How awful for her! I hope she is feeling better now.
 

Scaramanga

Member
I've never really seen skeptic and believer as being mutually exclusive. That is to say, I don't regard my skepticism of ghosts as being the same thing as outright rejection. It primarily means I need a lot of evidence and am not going to be taken in by shows like TAPS or Ghost Adventures.
 

JMartJr

Senior Member
I've never really seen skeptic and believer as being mutually exclusive.
That's a point I've tried to make to friends who are UFO believers and also prone to incredulously accept and vigorously defend any report that crosses the transom. A Believer who wants to figure out what is really going on with whichever sightings constitute "the real ones" ought to be more determined than folks here are to identify and remove from consideration any hoax and any case of mistaken interpretation of something mundane, because leaving garbage in your data set means it will be almost impossible to figure out and prove what's going on with the purported residue of Real cases.
 

CarolynD

New Member
I've never really seen skeptic and believer as being mutually exclusive. That is to say, I don't regard my skepticism of ghosts as being the same thing as outright rejection. It primarily means I need a lot of evidence and am not going to be taken in by shows like TAPS or Ghost Adventures.
I'm still open to the idea.... if someone can provide substantial evidence.
 
I feel similarly...I'm sure there's something out there, we just haven't seen anything resembling evidence of it yet.

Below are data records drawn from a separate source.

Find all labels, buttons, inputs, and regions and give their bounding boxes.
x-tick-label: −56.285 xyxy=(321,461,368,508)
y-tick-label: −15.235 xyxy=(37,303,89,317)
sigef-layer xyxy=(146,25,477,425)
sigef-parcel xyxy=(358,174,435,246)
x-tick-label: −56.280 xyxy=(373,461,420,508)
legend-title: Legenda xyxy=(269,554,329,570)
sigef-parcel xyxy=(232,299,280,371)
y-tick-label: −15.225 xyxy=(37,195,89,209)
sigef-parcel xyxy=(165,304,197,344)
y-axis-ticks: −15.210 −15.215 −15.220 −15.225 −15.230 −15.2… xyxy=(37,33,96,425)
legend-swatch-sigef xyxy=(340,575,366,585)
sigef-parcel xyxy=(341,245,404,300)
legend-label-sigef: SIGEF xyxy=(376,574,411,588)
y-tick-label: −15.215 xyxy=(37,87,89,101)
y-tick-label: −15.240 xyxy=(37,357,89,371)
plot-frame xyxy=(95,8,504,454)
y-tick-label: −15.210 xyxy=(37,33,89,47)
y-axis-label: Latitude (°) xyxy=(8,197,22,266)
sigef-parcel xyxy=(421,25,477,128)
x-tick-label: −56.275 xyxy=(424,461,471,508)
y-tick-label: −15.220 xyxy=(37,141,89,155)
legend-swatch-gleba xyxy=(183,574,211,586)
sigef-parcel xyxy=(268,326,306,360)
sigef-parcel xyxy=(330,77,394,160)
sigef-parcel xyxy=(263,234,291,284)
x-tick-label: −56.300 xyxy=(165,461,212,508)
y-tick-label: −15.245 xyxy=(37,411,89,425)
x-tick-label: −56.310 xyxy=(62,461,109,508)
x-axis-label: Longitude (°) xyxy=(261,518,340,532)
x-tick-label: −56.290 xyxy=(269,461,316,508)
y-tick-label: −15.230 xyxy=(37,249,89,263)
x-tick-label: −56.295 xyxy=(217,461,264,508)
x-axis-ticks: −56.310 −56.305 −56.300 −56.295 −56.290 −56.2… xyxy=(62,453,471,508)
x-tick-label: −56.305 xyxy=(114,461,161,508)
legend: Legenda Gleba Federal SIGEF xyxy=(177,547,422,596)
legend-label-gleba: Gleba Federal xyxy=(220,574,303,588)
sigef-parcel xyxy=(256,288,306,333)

Part of the issue, I suspect, is that we probably wouldn't recognise the real deal if we ever saw it, which we won't, unless it wants us to.
 

Alphadunk

Active Member
Sometimes it can be worth remembering it's perfectly fine and valid to enjoy a subject without necessarily believing it's real. I mostly enjoy UFO stories and literature because I find it interesting, despite the fact that I don't believe there are 'others' zipping around in physical aircraft or whatever. Same deal with Bigfoot. I find the idea of Bigfoot even more intriguing when we presume there is nothing physical to explain the myths. That means there is something in the shared human consciousness responsible for wild man myths throughout history. That something has survived in our psyche for thousands of years and is evidenced in cultures that never had contact with one another. That's pretty cool!
 

CarolynD

New Member
Sometimes it can be worth remembering it's perfectly fine and valid to enjoy a subject without necessarily believing it's real. I mostly enjoy UFO stories and literature because I find it interesting, despite the fact that I don't believe there are 'others' zipping around in physical aircraft or whatever. Same deal with Bigfoot. I find the idea of Bigfoot even more intriguing when we presume there is nothing physical to explain the myths. That means there is something in the shared human consciousness responsible for wild man myths throughout history. That something has survived in our psyche for thousands of years and is evidenced in cultures that never had contact with one another. That's pretty cool!
I agree. I still love reading gothic ghost stories. And, having grown up in northern California, still have an interest in Bigfoot stories as well.